Frequently Asked Questions

What is Class 7 Maths Ganita Prakash Chapter 2 about?

Chapter 2, Arithmetic Expressions, covers reading and comparing simple expressions, brackets, the idea of terms (parts separated by ‘+’), the commutative and associative properties of addition, rules for removing brackets, and the distributive property for multiplication over addition and subtraction.

What are “terms” in an arithmetic expression?

Terms are the parts of an expression separated by a ‘+’ sign. To find them, rewrite each subtraction as adding the inverse — so 83 − 14 = 83 + (−14) has the terms 83 and −14, while a product like 6 × 5 stays as one single term.

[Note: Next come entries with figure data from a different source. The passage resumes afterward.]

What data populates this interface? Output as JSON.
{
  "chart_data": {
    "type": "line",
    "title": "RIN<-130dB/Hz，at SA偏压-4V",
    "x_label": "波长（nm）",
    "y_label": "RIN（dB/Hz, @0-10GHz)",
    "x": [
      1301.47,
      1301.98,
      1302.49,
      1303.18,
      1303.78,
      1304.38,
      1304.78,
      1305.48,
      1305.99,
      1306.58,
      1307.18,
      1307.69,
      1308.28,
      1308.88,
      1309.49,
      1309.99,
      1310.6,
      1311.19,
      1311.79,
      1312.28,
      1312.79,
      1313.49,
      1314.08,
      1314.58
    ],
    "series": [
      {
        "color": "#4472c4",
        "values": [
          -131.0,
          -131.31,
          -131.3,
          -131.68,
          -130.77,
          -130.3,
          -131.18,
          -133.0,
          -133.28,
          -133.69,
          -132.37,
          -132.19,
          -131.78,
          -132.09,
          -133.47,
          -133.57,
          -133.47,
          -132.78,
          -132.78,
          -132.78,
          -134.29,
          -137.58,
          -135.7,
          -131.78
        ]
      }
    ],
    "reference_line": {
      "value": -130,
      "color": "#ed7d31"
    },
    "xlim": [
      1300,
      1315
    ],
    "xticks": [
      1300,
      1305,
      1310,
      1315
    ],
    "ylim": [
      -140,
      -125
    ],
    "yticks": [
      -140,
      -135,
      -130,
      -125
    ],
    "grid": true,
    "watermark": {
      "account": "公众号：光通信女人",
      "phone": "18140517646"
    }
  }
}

What happens to the signs when we remove brackets?

If the bracket is preceded by a plus sign, the signs inside stay the same: a + (b − c) = a + b − c. If it is preceded by a minus sign, every sign inside changes: a − (b + c) = a − b − c and a − (b − c) = a − b + c.

Are these Class 7 Maths Ganita Prakash Chapter 2 solutions free?

Yes. All solutions are free and follow the official NCERT Ganita Prakash (Part I) textbook for the 2026–27 session, with every Figure it Out, Math Talk and Try This task solved step by step.